Although the treatment of workers hasn’t been reflected clearly on ESG analyses as an important driving factor as sustainability measures Cowen could follow, Charles said going to $15 an hour was “a big bet.” In addition, he said with food industry’s competition that is centered around staffing the way they do business is spot on.
Andrada stated that companies must “get really clear about who you are and what you stand for.”
For Chipotle it’s a matter of having a culture that is “manically focused on people-first,” she added, and this “makes decisions on investments in people really easy.”
In the end, worker concerns and the broader culture of the company could be reflected within the ESG market. “Chipotle has always been and will always be rooted in purpose and in this ESG world we live in, that suits them very well and is a big tailwind,” Charles stated.
There’s a significant distinction between looking at labor as an operational cost that an organization would like to keep to be as low as is possible or in the context of an investment which must to be made annually in a long-term return-on-investment plan, Hartung said.

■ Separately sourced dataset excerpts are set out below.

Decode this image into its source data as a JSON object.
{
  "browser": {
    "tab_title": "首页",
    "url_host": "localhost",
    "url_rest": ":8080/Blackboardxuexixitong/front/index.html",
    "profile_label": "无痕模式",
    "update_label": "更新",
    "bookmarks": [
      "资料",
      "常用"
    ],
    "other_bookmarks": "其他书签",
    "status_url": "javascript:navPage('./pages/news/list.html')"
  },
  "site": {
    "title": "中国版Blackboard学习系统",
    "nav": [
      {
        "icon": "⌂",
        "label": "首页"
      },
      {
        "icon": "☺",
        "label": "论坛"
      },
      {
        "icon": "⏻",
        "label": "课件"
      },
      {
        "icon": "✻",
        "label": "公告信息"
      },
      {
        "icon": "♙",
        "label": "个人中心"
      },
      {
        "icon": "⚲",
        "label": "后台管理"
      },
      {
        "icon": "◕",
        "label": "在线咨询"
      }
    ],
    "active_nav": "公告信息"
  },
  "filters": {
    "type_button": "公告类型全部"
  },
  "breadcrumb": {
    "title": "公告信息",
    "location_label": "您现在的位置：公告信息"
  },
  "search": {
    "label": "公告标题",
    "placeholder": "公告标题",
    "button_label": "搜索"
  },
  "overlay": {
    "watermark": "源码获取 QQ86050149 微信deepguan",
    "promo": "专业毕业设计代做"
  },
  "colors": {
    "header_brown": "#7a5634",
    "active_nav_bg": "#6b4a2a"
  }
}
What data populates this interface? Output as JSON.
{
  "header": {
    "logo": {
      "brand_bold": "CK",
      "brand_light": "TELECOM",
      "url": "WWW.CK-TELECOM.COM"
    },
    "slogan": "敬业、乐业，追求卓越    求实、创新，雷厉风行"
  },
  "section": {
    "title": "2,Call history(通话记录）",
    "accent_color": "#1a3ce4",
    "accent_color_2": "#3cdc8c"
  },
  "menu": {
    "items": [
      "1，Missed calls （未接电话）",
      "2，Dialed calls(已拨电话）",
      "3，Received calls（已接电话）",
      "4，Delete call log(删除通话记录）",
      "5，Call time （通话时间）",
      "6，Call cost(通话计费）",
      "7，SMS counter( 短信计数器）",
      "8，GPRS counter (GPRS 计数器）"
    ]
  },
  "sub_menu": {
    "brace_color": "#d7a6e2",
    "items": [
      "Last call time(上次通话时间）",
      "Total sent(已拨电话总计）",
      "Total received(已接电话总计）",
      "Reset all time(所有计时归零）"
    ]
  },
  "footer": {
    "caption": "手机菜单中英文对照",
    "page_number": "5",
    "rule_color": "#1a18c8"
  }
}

If it’s the investment for education or other benefit offered to employees that a business can’t expect to expect to see that benefit “next year,” he stated, but the investment is likely to be long-lasting. “We have between $300 million and $400 million of capex every year mostly in restaurants. Pay and benefits is at a rate of $2 billion every year.”
The company will not invest the funds into work in the event of some kind of return in the future, which would be in the form of leaders as well as financials. “Over time, we will have great people and results,” Hartung declared.